Hoy termina el tiempo de Navidad; Jesús tiene ya treinta años. Hasta ahora ha vivido una vida socialmente humilde, callada y anónima, como un judío observante y fiel a la Ley de Moisés. Ha sido circuncidado, pero no bautizado. Para los hombres judíos la circuncisión era un rito imprescindible para entrar a formar parte del pueblo de Israel, el pueblo elegido por Dios. Los padres se encargaban de que el niño fuera circuncidado a los ocho días de nacer. La circuncisión tenía para los hombres judíos un significado muy parecido al bautizo de niños tal como hoy lo practicamos.
El bautismo, en cambio, suponía una decisión personal de consagrarse a Dios y de renunciar al pecado. El que decidía bautizarse, resolvía cambiar de vida, empezar a vivir para Dios, cumpliendo fielmente la Ley divina. Así era el bautismo de Juan: un bautismo de arrepentimiento y de conversión a Dios. A este bautismo se presentó Jesús, poniéndose en la fila, como un judío más. Lo que sucedió ya lo sabemos, pues nos lo cuenta hoy san Mateo en su Evangelio.
Nosotros fuimos bautizados a los pocos días de nacer. Nos bautizaron en el bautismo de Jesucristo, no en el de Juan Bautista, y lo decidieron nuestros padres, siendo fieles a su fe y a su tradición cristiana. Pero resulta que muchos de nuestros jóvenes hoy no tienen ya la fe de sus padres y no quieren vivir en ella. ¿Qué debemos hacer los padres, catequistas y sacerdotes en estos casos? Yo creo que debemos acentuar la importancia y el significado personal y cristiano de la renovación de las promesas del bautismo. Cada joven debe decidir y expresar libre y conscientemente ante la Iglesia de Cristo si quiere vivir como bautizado. Tiene que aceptar su bautismo como un compromiso personal y como una decisión definitiva de vivir como cristiano. Los que no quieran aceptar su bautismo, viviendo como auténticos cristianos, merecen todo nuestro respeto, pero no los podemos considerar propiamente cristianos. No queremos llamar cristiano a un joven por el simple hecho de haber sido bautizado por la decisión de sus padres, sino al que decide libre y personalmente vivir su compromiso bautismal.
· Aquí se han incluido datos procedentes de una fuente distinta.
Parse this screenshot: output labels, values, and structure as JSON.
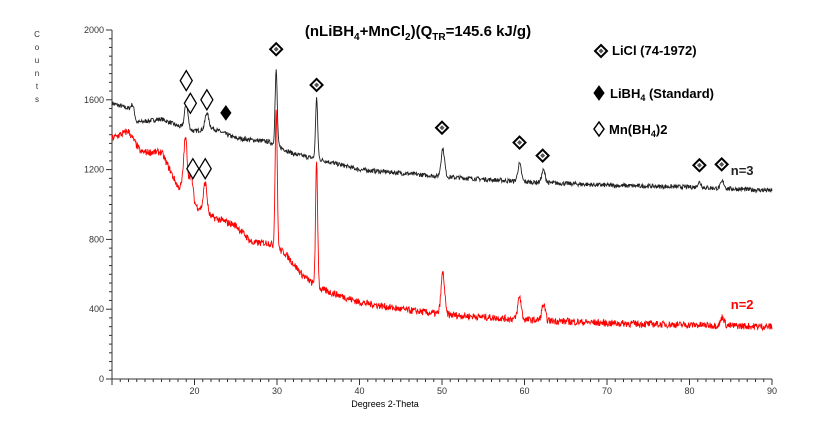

Jesús de Nazaret fue «ungido por Dios con la fuerza del Espíritu Santo, y pasó haciendo el bien y curando a los oprimidos por el diablo». Cuando fue bautizado por Juan, Dios le llamó su «Hijo amado, su predilecto». Cuando recibimos el bautismo, somos bautizados en el Espíritu de Jesús y Dios nos considera hijos suyos. ¿Cómo debe manifestarse en nosotros el Espíritu de Jesús? Evidentemente haciendo el bien e intentando curar, en la medida de nuestras posibilidades, a las personas que se hallen esclavizadas por algún mal. En la primera lectura de este domingo, el profeta Isaías nos dice que “el Siervo del Señor” traerá el derecho y la justicia a los pueblos, abrirá los ojos de los ciegos, liberará a los cautivos y a los que habitan en las tinieblas. Todo esto lo hará con mansedumbre y fortaleza. Éste debe ser nuestro programa, como personas que hemos sido bautizadas en el Espíritu de Cristo: ayudar siempre a los demás, empezando por los más desfavorecidos, actuando siempre con amor y fortaleza cristiana, pues para esto fuimos bautizados en el Espíritu de Cristo.